Following are notes from Mou, 1990 on "Communication" in the context of computer algorithms.

Example 4.1, p78
\(\ \ \ \ c_{lr}\ :\ (id,\ !\ +)\ :\ \#(nil,\ last\ 0)\ ([1\ 3\ 6\ 10],\ [5,11,18,26])\)
\(= c_{lr}\ :\ (id,\ !\ +)\ ([1,3,6,10],\ [(5,10)\ (11,10)\ (18,10)\ (26,10)])\)
(If I had to read this out in words I'd say that apparently:
- #() is a "communication function" meaning that it primarily has to identify indexes of the things that need to be brought in for the calculations, but then in reality it needs to know what things to look for what it indexes into and what to do other than extract indexed elements, namely construct new structures and tuples and vectors etc. for downstream use ;
- "nil" seems to mean just copy the first item from the following tuple (in this case a tuple of two 4-vectors) and use that as the first item of the output of #(nil,...), which is hardly a no-op (needed 28 words to describe it!) but I guess you could see it that way.
- "# ! last 0" identifies for each element in each subvector that it wants the last element in the other subvector. means send the last element in the left vector to every element in the right vector, AND the last element in the right vector to every elementin the left vector. So "# (nil,last 0)" means don't bring anything to the elements in the left subvector (by nil being first) whereas do bring the last element of the left subvector to each element of the right subvector. (see p58, Figure 3.2) The meaning of last 0 is semantically composeable from the meanings of last and of 0; "last" makes you think of counting from the last index of the other vector, and to count down 0 more indexes. Then applying last 0 communication to a subvector copies the last element of the other vector into structures for each element in this vector.
In either case #(nil, last 0) takes 10 from the first (0'th) subvector and appends a copy of it to each element in the 2nd subvector. Very convenient to separate communication from calculation, the communication puts the right stuff in your workspace, and the calculation adds things up.
\(h_{scan} + = (id, ! +) : \#(nil, last 0)\)
"... when applied to two vectors will leave the left vector untouched but will add the last entry on the left to each entry on the right. For example, \((h_{scan} +) ([1 3], [3 7])\)
= (id, +) : \#(nil, last 0) ([1 3], [3 7])\)
= (id, +) ([1 3], [(3, 3) (7, 3)])\)
= (id [1 3], ! + [(3, 3) (7, 3)]\)
= ([1 3], [6 10])\)
Section 4.2.4 p 82
\(g_{broad} = (id, !other) : (nil, \#corr) \)
This pre-adjust "function can be used to compute broad with any balanced division on vectors including \(d_{lr}\) or \(d_{eo}\)".
Algorithm 4.7
\(... (id,!loc) : \#(nil, (last 0)), ...\)

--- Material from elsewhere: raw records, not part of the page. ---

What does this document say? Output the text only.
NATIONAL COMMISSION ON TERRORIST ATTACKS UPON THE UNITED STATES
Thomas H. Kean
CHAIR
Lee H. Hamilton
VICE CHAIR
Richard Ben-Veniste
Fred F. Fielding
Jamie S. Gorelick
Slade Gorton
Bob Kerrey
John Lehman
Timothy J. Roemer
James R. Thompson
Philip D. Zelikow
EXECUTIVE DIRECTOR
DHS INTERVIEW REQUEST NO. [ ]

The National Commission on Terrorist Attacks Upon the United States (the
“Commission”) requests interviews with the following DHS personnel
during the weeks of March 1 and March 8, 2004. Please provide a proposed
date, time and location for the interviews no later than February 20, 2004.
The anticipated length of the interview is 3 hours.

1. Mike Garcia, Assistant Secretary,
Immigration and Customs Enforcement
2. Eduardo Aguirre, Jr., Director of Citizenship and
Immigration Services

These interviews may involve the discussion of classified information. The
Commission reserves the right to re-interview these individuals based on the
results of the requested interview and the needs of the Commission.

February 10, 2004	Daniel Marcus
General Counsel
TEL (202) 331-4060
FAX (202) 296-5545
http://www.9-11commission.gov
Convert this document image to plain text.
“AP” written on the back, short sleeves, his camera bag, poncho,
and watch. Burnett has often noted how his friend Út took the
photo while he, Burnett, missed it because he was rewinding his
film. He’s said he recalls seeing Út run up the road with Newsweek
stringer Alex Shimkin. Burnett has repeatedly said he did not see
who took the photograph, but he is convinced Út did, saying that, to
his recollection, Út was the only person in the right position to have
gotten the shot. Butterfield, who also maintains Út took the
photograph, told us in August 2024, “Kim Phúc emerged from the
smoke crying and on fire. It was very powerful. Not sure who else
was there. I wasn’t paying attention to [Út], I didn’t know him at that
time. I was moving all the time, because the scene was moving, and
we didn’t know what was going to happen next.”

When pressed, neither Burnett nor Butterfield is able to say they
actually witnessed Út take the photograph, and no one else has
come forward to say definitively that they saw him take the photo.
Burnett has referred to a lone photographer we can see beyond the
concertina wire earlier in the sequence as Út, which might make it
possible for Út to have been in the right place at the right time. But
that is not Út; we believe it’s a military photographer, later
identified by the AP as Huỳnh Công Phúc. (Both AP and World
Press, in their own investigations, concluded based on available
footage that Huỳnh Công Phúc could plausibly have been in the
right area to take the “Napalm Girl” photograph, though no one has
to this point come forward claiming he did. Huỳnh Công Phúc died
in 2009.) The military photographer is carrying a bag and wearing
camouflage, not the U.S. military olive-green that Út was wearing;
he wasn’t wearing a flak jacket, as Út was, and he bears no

"The (last 0) communication used above implies broadcast. It can however be replaced by correspondent communication ... by introducing a new variable and making the broadcasted value available at all entries (as in 4.8)
Algorithm 4.8
\(... loc : \# ! corr ... \)
Algorithm 4.12 2nd order parallel-DC sort, p 89ff:
\(sort = PDC(d_{lr},c_{lr},id, loc:\#!mirr, atom?, id) loc = !nest : (!min : !max) nest = PDC(d_{lr},c_{lr},(!min : !max) : \# ! corr, id, atom?, id) \)
5.2.2 p 94:
! + : #(last 0)
"When applied to two vectors will fetch the last entry of the left subvector and add (+) it to the first entry of the right subvector... thus will only effect the value of the first entry of the right subvector.
5.3.1 p97:
\(\mu (Q,R)\ =\ loc\ :\ \#(rowbr\ k)\ :\ \#(colbr\ 0)(Q,\ R)\)
(colbr for column-wise broadcast). The explanation:
"When .. #(colbr 0) is applied to (Q,R), a matrix, say Q' is returned where

Q'(i,j) = ( Q(i,j), R(0,j) )
thus broadcasting the values of row zero of R into a tuple in each cell of the Q' matrix so that later operations can use it.